During our Zoom business meeting today, Juan* of the Orlando Area Science Fiction Society brought up Orlando’s bid for NASFiC in 2023. (Serendipitous, as I had learned of it earlier from http://www.file770.com and planned to make that the subject of my next blog.) The North American Science Fiction Convention is held only when Worldcon takes place outside North America. As Worldcon will be held in China in 2023, a group of fans has thrown Florida’s hat into the ring. The group has a Facebook and Twitter presence, with a “placeholder” page for a starter website.

In 1992 Worldcon, called MagiCon that year, was held in Orlando, and the organizers for the 2023 NASFiC bid are looking in the same area for a venue (i.e., near/at the Orange County Convention Center). You can get a taste of MagiCon on our “Classic Guardians” page with a newly posted reprint of an article by Charles from our 1992 Guardian Yearbook.

*Juan has attended so many WorldCons that in 2017 the Orlando Sentinel ran an article on his over quarter-century history with the global convention!

Bits and Pieces (not necessarily Who)

Danny Marie Elias, who runs Square Peg Studios, the prosthetics design firm used for Series 13 of Doctor Who, said the character of Karvanista was based primarily on Chris Chibnall’s dog.

Steven Moffat, in response to a suggestion at an Oxford Union Q&A, replied that he was on Grindr: “I’ve been on there for years because I find it fascinating.
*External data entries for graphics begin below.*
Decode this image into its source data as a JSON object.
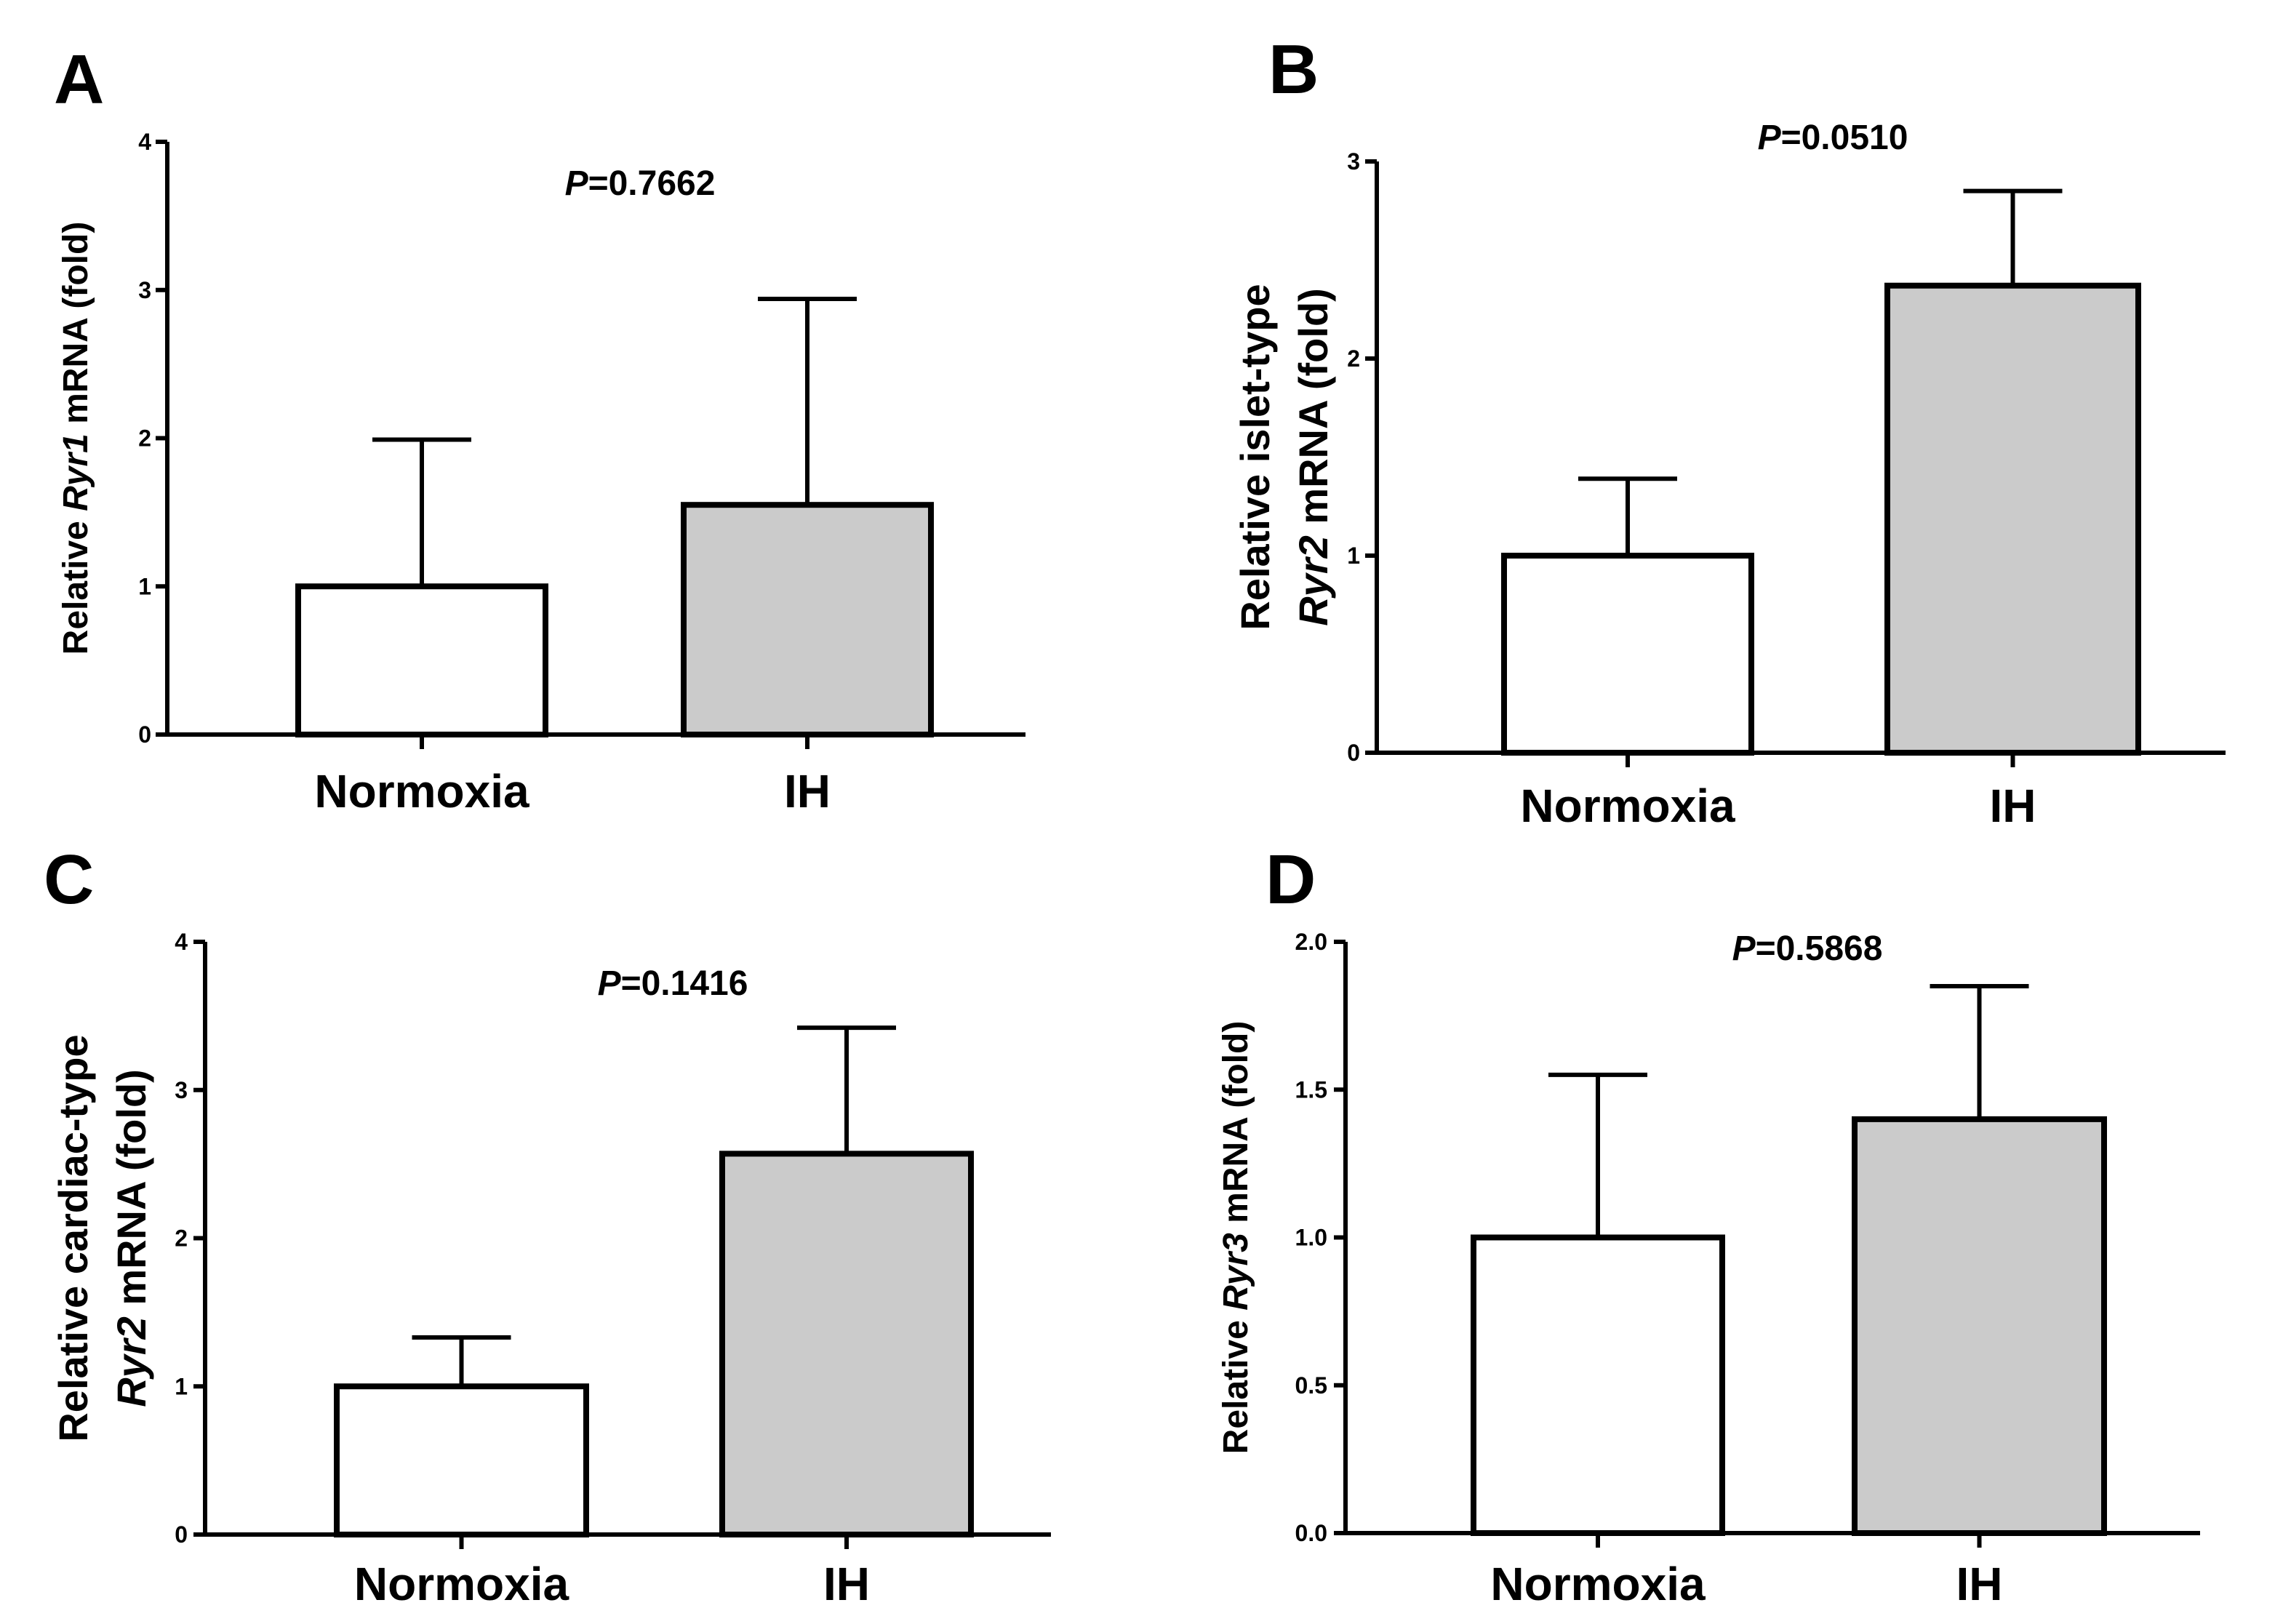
{
  "chart_data": [
    {
      "type": "bar",
      "panel": "A",
      "categories": [
        "Normoxia",
        "IH"
      ],
      "values": [
        1.0,
        1.55
      ],
      "errors": [
        0.99,
        1.39
      ],
      "colors": [
        "#ffffff",
        "#cbcbcb"
      ],
      "p_label": "P",
      "p_value": "=0.7662",
      "ylabel_lines": [
        [
          "Relative ",
          {
            "t": "Ryr1",
            "i": true
          },
          " mRNA (fold)"
        ]
      ],
      "ylim": [
        0,
        4
      ],
      "ticks": [
        0,
        1,
        2,
        3,
        4
      ],
      "tick_labels": [
        "0",
        "1",
        "2",
        "3",
        "4"
      ]
    },
    {
      "type": "bar",
      "panel": "B",
      "categories": [
        "Normoxia",
        "IH"
      ],
      "values": [
        1.0,
        2.37
      ],
      "errors": [
        0.39,
        0.48
      ],
      "colors": [
        "#ffffff",
        "#cbcbcb"
      ],
      "p_label": "P",
      "p_value": "=0.0510",
      "ylabel_lines": [
        [
          "Relative islet-type"
        ],
        [
          {
            "t": "Ryr2",
            "i": true
          },
          " mRNA (fold)"
        ]
      ],
      "ylim": [
        0,
        3
      ],
      "ticks": [
        0,
        1,
        2,
        3
      ],
      "tick_labels": [
        "0",
        "1",
        "2",
        "3"
      ]
    },
    {
      "type": "bar",
      "panel": "C",
      "categories": [
        "Normoxia",
        "IH"
      ],
      "values": [
        1.0,
        2.57
      ],
      "errors": [
        0.33,
        0.85
      ],
      "colors": [
        "#ffffff",
        "#cbcbcb"
      ],
      "p_label": "P",
      "p_value": "=0.1416",
      "ylabel_lines": [
        [
          "Relative cardiac-type"
        ],
        [
          {
            "t": "Ryr2",
            "i": true
          },
          " mRNA (fold)"
        ]
      ],
      "ylim": [
        0,
        4
      ],
      "ticks": [
        0,
        1,
        2,
        3,
        4
      ],
      "tick_labels": [
        "0",
        "1",
        "2",
        "3",
        "4"
      ]
    },
    {
      "type": "bar",
      "panel": "D",
      "categories": [
        "Normoxia",
        "IH"
      ],
      "values": [
        1.0,
        1.4
      ],
      "errors": [
        0.55,
        0.45
      ],
      "colors": [
        "#ffffff",
        "#cbcbcb"
      ],
      "p_label": "P",
      "p_value": "=0.5868",
      "ylabel_lines": [
        [
          "Relative ",
          {
            "t": "Ryr3",
            "i": true
          },
          " mRNA (fold)"
        ]
      ],
      "ylim": [
        0,
        2
      ],
      "ticks": [
        0,
        0.5,
        1,
        1.5,
        2
      ],
      "tick_labels": [
        "0.0",
        "0.5",
        "1.0",
        "1.5",
        "2.0"
      ]
    }
  ]
}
Unfortunately, everyone goes: ‘Oh, you’re the man who wrote Doctor Who.’ I’d never meet anyone off Grindr – I’ve got too much fear of being murdered…I write a lot about the modern world, and it’s very helpful. That’s why I read Twitter but don’t belong to it. I go on Grindr, but I don’t Grind.”

In Disney’s Encanto, doors open onto rooms that are bigger on the inside.

Ben Brainard, a (formerly local) stand-up comic, switched to making YouTube shorts during the pandemic with a series called “The Table.” In an episode about Georgia, a character talks about the ‘cult of the carpet’ and shows a very recognizable swatch from the hotel that housed DragonCon.

It was so good to have a Wholiday Party again, complete with trivia, an outdoor game, a piñata, and an auction. The Zoom business meeting was a nice addition, too, allowing members who could not be there in person to participate. Thanks to Arthur for humoring me with my (admittedly a stretch) dinosaur theme by supplying the trivia contest and related video choices.